Indépendamment — ou à défaut — de la déchéance, la fraude peut justifier la résiliation pour manquement à la bonne foi (C. civ., art. 1104 ; TGI Lyon, 11 mai 1984) et la restitution de toute somme indûment versée (responsabilité contractuelle / répétition de l’indu). L’éventuelle inscription d’incidents dans des fichiers professionnels (AGIRA) relève, pour sa part, du régime des données à caractère personnel sous le contrôle de la CNIL.

2. La réponse pénale : faux et (tentative d’)escroquerie

La réponse à une fraude commise à l’occasion d’un sinistre n’appelle pas seulement une réponse civile et plus particulièrement une sanction contractuelle, elle est également susceptible de tomber sous le coup de la loi pénale. Deux qualifications dominent. L’escroquerie (C. pén., art. 313-1) vise aussi bien la mise en scène ou la provocation délibérée du sinistre (incendie volontaire, sinistre inventé) que la tromperie sur ses circonstances ou son étendue (constat mensonger, fausses factures, surévaluation organisée) dès lors que ces manœuvres tendent à obtenir une indemnité indue. Les infractions de faux (C. pén., art. 441-1, 441-7) répriment, en parallèle ou en concours, l’altération frauduleuse de la vérité dans des écrits ou attestations utilisés pour étayer la demande d’indemnisation.

a. L’escroquerie à l’assurance

L’escroquerie suppose, d’une part, des manœuvres frauduleuses (usage d’un faux nom/qualité, abus d’une qualité vraie, mise en scène ou production de pièces falsifiées) et, d’autre part, la remise par la victime de fonds, d’un bien, d’un service ou la souscription d’un engagement (C. pén., art. 313-1).

Appliquée à l’assurance, l’infraction recouvre les situations classiques : sinistre inventé ou volontairement provoqué, constat ou attestation mensongers, factures truquées, fausse date ou majoration délibérée du dommage. Les juridictions exigent plus qu’un simple mensonge : une activité positive de tromperie (mise en scène, faux documents, déclarations coordonnées) propre à décider l’assureur à ouvrir la garantie.

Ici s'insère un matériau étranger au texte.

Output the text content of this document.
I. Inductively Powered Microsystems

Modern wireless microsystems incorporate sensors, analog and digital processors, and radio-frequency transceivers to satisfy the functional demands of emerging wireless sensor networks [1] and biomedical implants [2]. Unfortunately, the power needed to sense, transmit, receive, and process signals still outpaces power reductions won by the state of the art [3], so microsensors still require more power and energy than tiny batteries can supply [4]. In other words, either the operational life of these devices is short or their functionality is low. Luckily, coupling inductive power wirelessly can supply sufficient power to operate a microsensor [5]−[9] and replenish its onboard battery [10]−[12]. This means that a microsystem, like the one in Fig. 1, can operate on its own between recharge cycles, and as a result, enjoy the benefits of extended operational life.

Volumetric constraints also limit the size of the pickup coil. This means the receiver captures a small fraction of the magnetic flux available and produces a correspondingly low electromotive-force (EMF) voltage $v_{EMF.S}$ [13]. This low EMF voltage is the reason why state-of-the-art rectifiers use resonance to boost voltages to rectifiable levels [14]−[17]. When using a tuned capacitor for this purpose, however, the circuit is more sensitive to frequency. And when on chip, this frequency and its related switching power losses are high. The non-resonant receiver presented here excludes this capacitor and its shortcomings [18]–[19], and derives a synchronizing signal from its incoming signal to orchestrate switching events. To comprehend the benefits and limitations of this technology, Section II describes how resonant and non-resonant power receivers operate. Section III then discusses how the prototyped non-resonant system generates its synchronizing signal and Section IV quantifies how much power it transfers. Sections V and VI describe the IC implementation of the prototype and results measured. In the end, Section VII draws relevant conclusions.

Il peut être observé que la tentative d’escroquerie est punissable (C. pén., art. 313-3 et 121-5). Elle est retenue de façon pragmatique : déposer un constat amiable mensonger et solliciter l’indemnisation suffit à caractériser un commencement d’exécution, le préjudice de l’assureur résidant a minima dans les diligences engagées (ouverture de dossier, vérifications) (v. Cass. crim., 30 janv. 1995, n° 93-85.513). À l’inverse, pas de tentative si l’assuré n’a accompli aucune démarche auprès de l’assureur : ainsi, la destruction volontaire d’un bien suivie d’une plainte pour vol, mais sans déclaration de sinistre à l’assureur, demeure au stade des simples actes préparatoires, insusceptibles de fonder une condamnation pour tentative d’escroquerie (Cass. crim., 17 déc. 2008, n°08-82.085). Le commencement d’exécution se noue donc au moment où la machination est tournée vers l’assureur, et non avant.

L’infraction peut être commise par l’assuré seul ou avec des complices (intermédiaire, réparateur, « témoin » complaisant). Les peines de principe sont de cinq ans d’emprisonnement et 375 000 € d’amende (C. pén., art. 313-1), sans préjudice des peines complémentaires.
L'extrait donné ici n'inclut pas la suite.